Wednesday, January 7, 2009

Proposition 8: Speak Softly and Carry a Big Poll

California
Undoubtedly spurred by the most altruistic of motives, analysts at the California Public Policy Institute, an independent, objective and non-partisan research network -- in their own humble estimation that is -- sensed a compelling interest in determining who exactly it was that voted in favor of Proposition 8, a ballot measure designed to insert language in that state's constitution, defining marriage as the union of one man and one woman. In keeping with their trademark fair-minded pursuit of the unvarnished truth, PPI did what every respectable public policy research organization would do that wants to get the unbiased and incontestable facts on any controversial issue: they conducted a poll.

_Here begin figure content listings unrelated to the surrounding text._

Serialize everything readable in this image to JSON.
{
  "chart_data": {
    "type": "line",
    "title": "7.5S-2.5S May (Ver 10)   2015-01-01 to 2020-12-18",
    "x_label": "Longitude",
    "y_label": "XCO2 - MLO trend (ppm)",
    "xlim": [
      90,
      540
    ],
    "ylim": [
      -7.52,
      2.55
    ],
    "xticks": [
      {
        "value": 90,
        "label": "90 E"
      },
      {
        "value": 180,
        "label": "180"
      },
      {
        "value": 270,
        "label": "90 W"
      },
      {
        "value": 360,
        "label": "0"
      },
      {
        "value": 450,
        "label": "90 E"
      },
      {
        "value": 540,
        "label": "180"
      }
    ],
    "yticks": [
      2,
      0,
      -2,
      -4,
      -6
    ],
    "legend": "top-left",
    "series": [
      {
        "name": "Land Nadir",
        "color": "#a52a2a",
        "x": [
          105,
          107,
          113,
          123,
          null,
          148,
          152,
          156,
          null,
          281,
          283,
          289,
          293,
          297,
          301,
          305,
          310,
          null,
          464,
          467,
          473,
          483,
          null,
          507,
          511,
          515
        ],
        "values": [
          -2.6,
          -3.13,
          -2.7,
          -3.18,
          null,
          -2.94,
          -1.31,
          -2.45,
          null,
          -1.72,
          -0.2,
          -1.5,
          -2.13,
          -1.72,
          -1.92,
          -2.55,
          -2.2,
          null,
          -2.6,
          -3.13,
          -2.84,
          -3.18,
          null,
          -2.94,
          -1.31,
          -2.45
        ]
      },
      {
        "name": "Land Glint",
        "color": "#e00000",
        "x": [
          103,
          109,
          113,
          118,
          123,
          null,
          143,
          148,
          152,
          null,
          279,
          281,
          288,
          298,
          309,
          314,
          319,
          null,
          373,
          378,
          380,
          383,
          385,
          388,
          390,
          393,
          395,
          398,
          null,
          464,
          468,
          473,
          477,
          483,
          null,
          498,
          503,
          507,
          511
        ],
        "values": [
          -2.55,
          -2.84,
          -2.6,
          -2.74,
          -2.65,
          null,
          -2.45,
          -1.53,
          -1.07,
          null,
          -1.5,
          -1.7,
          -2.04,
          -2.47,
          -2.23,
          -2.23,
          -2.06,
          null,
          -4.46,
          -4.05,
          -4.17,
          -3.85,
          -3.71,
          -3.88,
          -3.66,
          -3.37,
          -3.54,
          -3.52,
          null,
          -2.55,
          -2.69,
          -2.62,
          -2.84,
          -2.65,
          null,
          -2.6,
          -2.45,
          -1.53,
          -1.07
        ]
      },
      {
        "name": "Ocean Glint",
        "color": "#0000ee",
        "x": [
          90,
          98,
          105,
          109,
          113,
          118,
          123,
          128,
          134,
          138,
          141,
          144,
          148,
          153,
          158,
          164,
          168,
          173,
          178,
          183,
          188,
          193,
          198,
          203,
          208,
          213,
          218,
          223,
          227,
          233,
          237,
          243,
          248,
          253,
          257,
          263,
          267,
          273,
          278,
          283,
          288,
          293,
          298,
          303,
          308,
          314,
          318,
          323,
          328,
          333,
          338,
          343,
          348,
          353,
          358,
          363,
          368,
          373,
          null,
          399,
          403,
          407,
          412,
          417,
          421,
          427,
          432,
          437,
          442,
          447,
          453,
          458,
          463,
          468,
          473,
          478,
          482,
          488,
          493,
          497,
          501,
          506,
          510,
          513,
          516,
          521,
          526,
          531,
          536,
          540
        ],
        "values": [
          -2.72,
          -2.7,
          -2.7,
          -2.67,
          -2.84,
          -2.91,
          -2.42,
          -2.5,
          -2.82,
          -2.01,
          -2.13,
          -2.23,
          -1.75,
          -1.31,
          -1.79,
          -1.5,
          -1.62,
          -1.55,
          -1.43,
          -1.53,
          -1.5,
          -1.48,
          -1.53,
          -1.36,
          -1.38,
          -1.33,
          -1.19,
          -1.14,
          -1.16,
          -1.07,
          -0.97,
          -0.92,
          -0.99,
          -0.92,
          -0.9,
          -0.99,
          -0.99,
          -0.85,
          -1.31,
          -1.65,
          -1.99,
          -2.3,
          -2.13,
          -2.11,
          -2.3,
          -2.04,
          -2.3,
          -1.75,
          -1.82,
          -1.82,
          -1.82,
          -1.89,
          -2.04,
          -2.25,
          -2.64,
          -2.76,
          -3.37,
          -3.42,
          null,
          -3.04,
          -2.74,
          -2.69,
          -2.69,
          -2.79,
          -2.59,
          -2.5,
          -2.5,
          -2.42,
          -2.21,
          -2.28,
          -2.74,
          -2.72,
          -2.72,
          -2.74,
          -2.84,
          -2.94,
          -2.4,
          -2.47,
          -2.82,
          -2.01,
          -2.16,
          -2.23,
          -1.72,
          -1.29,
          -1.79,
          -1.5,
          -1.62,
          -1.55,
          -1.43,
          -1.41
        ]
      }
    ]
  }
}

To wit, the poll results yielded -- amid other equally provocative data -- that roughly 85% of those who identified themselves as evangelical Christians voted in favor of the measure, as well as 69% of people who never attended college. Apparently, there are still a good number of unenlightened folk, who do not view this rather narrow qualification obstinately interwoven in the traditional definition of marriage as much of a novel rendition. What the results did not show is that this ballot initiative was approved by a majority of citizens, who primarily sought to discourage activist judges from arbitrarily nullifying voter approved measures; a problem that appears to have become an endemic reality in other progressively inclined states.

This is not a new strategy, and you'd think by now the liberal elite would have realized that demeaning those whom you do not agree with by claiming intellectual superiority tends to alienate the very people you want to convince. Furthermore, it leaves them suspecting that you probably don't have much of an argument.